Saved for the study of time are the weather forecasts from Sunday the 5th.  Wind speeds are mentioned.  "Possibilities" are mentioned.  The weathermen and women are going through the motions.  Glib might not be the right word, and they're not psychic, but it is an air of "keep an eye on this, you know" and that's it.  That's the forecast, back to you (forced laughs). 

The weekend was normal enough in that they showed NFL playoff games on Sunday while warning of more Santa Ana winds, labeled "typically bad" (not "a wildfire fucks a tornado") for Tuesday & Wednesday.  My next-door neighbor, a native of Burbank and longtime animation director, figures now would be a good time to get dinner on the grill.  In cover of darkness, my other neighbor and I begin freaking the fuck out because everywhere smells of smoke.  The offender's wife texts "oh, he's making dinner."  Our responses of the politest way possible to say "are you a fucking moron?" are not granted a response.
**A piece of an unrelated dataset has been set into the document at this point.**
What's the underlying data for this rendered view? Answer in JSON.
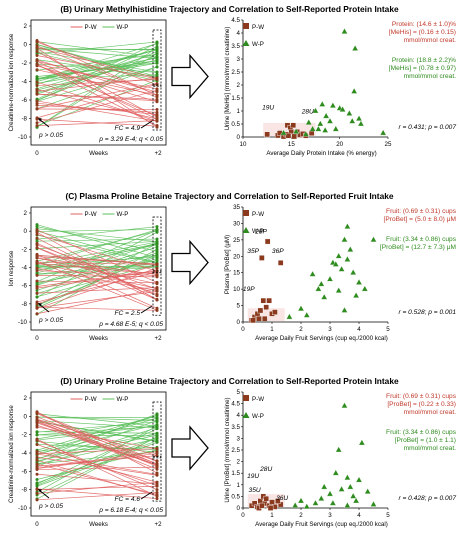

As I type this, at least near me, the crazy winds never showed up this week.  Oh sure, from time to time it smells like the innards of a chimney even though the skies are pretty clear and there's no wind at all.  High humidity the forecast for the weekend, thankfully, until next week, where humidity will seemingly disappear (without the wind, I guess?) and we start all over again.

One of the things we read is that these homes now lost were that family's retirement, that this real estate, on the rise except when it's not, would pay for that family's end times.  Now, they still have that land...but nowhere to go, and the expenses therein.  In an area growing in population and not much inventory, the problem is only worse.  But bring it back - the home will pay for all of that in the future.  Now maybe you live somewhere that is of some interest to others, so that your home, even if it could be a teardown, will hold such strong value it'll be the big score.  Maybe it's someone's 10th choice in town, but a house all the same.  Over time, the likelihood of inflation and time passing, you'll make something for those old days, right?       

You need to keep that in mind as the future goes, because it's coming.  It might be wildfires or an earthquake here, an Insane-o hurricane or tropical storm in the south and east, a spaceship of a tornado in the midwest.  

(Oh, it SNOWED?  What a problem!)

It's coming, and hopefully you can prepare.  Your future, whatever payday you think you'll receive because you added a deck, is completely up in the air.  That's what is making the ultimate decision.  Might not be affecting you now, but it'll be the effects that you'll get, and you might or might not notice it.  But it'll come, it's all you can do to get through it, and if there's any comfort, you'll know you're not alone.  You're not alone where you are, and you're not alone because someone, somewhere else is next up.